In the following diagram, (a) shows a single interest category taking its information from a single information source. The current HCI Bibliography system follows this model.

Single interest category Single category/single source Multiple categories/single source Multiple categories/multiple sources
(a) (b) (c)

In the diagram above, (b) shows multiple categories taking information from a single source. The range of information from a single source determines whether a category should be represented by an individual or a population. If the source contains a very large amount of information covering an entire topic then it would be suitable to represent a category by a population. If the source is not so diverse, then a single individual may be more suitable.

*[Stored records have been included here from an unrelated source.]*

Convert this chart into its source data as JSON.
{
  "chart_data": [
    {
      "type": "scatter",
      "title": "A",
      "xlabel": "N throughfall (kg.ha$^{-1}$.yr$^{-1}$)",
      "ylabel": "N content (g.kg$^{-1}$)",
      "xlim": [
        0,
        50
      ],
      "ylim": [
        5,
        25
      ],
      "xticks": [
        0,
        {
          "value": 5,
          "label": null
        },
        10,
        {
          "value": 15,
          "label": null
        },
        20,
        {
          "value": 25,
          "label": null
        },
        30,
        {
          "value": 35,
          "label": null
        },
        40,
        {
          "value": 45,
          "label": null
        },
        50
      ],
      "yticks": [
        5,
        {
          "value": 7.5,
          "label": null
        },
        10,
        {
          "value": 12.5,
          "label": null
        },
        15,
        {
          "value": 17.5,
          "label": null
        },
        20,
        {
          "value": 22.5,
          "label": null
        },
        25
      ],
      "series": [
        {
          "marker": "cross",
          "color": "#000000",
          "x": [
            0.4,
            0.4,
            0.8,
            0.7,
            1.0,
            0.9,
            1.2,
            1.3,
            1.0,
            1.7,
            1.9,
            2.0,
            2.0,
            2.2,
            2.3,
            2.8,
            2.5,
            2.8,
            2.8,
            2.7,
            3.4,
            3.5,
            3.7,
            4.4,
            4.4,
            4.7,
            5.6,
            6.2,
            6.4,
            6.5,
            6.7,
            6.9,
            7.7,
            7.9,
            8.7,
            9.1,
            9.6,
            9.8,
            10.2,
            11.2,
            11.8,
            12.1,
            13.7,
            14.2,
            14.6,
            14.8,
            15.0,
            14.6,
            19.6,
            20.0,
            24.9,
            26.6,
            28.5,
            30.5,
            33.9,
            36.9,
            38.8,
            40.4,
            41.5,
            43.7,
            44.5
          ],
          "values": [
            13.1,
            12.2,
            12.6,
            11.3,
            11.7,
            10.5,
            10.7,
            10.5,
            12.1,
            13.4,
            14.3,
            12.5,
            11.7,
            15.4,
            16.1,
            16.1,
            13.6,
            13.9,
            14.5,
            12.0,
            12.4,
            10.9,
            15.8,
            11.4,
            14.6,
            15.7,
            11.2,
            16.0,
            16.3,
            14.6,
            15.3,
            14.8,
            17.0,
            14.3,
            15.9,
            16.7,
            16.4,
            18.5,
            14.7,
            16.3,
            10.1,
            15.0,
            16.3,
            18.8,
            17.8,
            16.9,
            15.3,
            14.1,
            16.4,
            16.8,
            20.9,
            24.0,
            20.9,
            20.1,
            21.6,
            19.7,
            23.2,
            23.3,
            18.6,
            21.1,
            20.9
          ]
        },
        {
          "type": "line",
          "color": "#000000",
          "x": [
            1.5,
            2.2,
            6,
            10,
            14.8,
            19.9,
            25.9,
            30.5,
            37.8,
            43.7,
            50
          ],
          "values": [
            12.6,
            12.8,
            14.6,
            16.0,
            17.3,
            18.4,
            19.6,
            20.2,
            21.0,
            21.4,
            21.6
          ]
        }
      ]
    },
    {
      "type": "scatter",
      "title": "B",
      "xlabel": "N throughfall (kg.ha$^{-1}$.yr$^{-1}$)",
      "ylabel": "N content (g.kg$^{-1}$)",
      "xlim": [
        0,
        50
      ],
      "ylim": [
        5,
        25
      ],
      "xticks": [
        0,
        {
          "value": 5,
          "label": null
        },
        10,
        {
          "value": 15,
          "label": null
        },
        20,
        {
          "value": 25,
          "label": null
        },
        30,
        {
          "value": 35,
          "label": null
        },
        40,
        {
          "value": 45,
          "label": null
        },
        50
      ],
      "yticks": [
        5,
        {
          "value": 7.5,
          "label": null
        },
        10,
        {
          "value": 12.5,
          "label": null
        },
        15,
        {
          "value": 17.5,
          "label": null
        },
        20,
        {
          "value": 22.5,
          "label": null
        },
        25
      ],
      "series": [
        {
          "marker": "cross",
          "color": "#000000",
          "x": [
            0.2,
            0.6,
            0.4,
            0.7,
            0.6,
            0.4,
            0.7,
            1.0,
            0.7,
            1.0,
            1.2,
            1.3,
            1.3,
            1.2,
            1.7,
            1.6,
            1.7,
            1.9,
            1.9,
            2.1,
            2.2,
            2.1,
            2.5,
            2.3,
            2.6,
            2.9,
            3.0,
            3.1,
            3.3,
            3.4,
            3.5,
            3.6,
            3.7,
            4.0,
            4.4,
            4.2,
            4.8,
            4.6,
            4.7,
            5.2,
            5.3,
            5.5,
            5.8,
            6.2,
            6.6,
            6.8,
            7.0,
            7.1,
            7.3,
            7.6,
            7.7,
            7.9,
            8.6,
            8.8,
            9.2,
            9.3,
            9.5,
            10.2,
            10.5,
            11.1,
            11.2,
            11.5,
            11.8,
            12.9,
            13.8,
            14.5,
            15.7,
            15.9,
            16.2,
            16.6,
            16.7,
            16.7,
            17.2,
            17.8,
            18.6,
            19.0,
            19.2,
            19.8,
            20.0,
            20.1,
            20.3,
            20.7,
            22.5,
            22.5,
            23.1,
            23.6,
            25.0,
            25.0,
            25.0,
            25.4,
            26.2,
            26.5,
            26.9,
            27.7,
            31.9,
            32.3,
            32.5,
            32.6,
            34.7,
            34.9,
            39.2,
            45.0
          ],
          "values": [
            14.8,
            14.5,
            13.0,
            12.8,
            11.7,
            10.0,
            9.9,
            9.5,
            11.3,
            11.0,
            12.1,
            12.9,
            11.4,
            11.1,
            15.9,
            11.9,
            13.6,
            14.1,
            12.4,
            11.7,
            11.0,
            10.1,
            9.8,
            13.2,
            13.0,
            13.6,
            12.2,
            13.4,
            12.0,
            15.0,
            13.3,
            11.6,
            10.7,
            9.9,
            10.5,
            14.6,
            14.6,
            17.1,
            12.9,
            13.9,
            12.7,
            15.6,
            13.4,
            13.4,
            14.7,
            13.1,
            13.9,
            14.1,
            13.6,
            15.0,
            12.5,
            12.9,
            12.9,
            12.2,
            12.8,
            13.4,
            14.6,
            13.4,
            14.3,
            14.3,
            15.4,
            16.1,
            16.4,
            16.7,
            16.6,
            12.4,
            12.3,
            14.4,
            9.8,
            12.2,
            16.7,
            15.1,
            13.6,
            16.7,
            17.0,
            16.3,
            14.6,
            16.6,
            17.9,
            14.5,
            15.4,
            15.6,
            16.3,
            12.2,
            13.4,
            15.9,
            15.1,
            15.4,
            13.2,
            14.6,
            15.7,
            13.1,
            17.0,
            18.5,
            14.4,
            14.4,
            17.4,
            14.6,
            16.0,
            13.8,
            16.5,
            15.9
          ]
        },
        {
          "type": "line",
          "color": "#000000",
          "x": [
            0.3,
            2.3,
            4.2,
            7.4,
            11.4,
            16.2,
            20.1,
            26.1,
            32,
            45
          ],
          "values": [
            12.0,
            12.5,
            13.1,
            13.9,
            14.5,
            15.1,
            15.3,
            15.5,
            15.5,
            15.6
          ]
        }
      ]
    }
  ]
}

Also in the diagram above, (c) shows multiple categories taking information from multiple sources. The characteristics of each information source is important, i.e. whether the source is static (or changes very slowly) or dynamic. So, for example, roughly the same effect may take place if a category takes information from a single dynamic wide ranging source as with many static narrow sources. The effects of the representational and searching power of the profile on the combinations of interest categories and source characteristics must be researched.

8. Conclusions

Initial testing of the evolutionary model shows it is a promising technique. However, it is at a very early stage of research and there is much more work to be done. As discussed above, it is important to understand the relationship between interest categories, information sources, and populations and individuals in the search process. Once these new information sources and interest categories have been introduced, full scale user testing can begin.

References

  • Gilster, Paul 1993. The Internet Navigator. John Wiley & Sons.
  • Goldberg, David E. 1989. Genetic Algorithms in Search, Optimisation, and Machine Learning. Addison-Wesley.
  • Kirby, R. B., J. T. Mayes, P. McAndrew, A. C. Kilgour, and H. Taylor. ELF: The Electronic Learning Facilitator. http://www.cee.hw.ac.uk/HCI/elf/elfrep1.html.
  • Sheth, Beerud D., and Pattie Maes. Evolving Agents For Personalised Information Filtering. Proceedings of AAAI ‘93, July 1993.
  • Wong, S. K. M., W. Ziarko, V.V. Raghavan, and P. C. N. Wong. On Modelling of Information Retrieval Concepts in Vector Spaces. ACM Transactions on Database Systems. 12(2):299-321.
  • van Rijsbergen, C. J. 1979. Information Retrieval, Second Edition. Butterworths.